Asia Economy World

Indonesia to Cancel $550 Million in Small Business Debt to Boost Growth

  • PublishedNovember 6, 2024

The Indonesian government is poised to cancel up to $550 million in bad debt owed by small businesses in a bid to stimulate lending and propel economic growth, Bloomberg reports.

This move, announced by State-Owned Enterprises Minister Erick Thohir, is part of the new administration’s plan to achieve an ambitious 8% GDP growth target, significantly higher than the average 5% growth experienced over the past decade.

The government is aiming to pass regulations this month that would allow state-owned lenders like PT Bank Mandiri and PT Bank Rakyat Indonesia (BRI) to forgive up to 8.7 trillion rupiah ($585 million) in troubled loans. While the exact types of loans eligible for forgiveness are still being discussed, the move is expected to provide much-needed relief to struggling small businesses.

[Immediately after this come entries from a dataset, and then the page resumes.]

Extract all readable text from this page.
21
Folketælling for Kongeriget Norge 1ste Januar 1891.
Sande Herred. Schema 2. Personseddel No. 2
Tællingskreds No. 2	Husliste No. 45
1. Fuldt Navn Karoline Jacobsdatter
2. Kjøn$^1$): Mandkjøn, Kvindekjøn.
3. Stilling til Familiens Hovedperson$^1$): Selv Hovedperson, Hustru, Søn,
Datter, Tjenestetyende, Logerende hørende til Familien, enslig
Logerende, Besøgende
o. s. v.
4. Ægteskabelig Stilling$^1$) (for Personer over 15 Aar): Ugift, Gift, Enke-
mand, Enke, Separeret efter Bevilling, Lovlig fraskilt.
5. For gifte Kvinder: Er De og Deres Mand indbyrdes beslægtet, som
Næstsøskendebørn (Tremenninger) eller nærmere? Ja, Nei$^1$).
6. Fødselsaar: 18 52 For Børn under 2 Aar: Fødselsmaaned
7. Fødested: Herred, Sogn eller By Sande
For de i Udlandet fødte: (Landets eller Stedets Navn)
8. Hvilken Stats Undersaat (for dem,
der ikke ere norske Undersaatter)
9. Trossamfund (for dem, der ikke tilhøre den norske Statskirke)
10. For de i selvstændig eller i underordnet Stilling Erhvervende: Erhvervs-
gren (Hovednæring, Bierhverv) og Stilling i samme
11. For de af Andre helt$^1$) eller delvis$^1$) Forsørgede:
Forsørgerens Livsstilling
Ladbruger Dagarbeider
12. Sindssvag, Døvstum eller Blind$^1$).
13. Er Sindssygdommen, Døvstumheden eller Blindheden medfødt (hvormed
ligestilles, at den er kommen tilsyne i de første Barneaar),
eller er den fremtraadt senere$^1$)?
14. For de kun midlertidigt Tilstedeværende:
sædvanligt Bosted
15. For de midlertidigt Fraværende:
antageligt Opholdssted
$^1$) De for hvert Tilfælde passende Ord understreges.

The policy aims to address a critical bottleneck in the Indonesian economy: the difficulty for small businesses to access loans. Existing regulations have made it challenging for state-owned lenders to forgive bad debt, hindering their ability to extend credit to small businesses. This has created an uneven playing field, where non-government lenders like PT Bank Central Asia have been able to extend credit more freely.

“This policy that lets state lenders cancel debt is something that we’ve been waiting for,” said Bank Rakyat President Director Sunarso. “We haven’t dared to do it because some regulations may categorize that as state losses.”

The move is seen as a positive step towards achieving the government’s ambitious growth targets. The Indonesian economy grew by 4.95% in the third quarter of 2024, below economist estimates and the slowest pace in a year.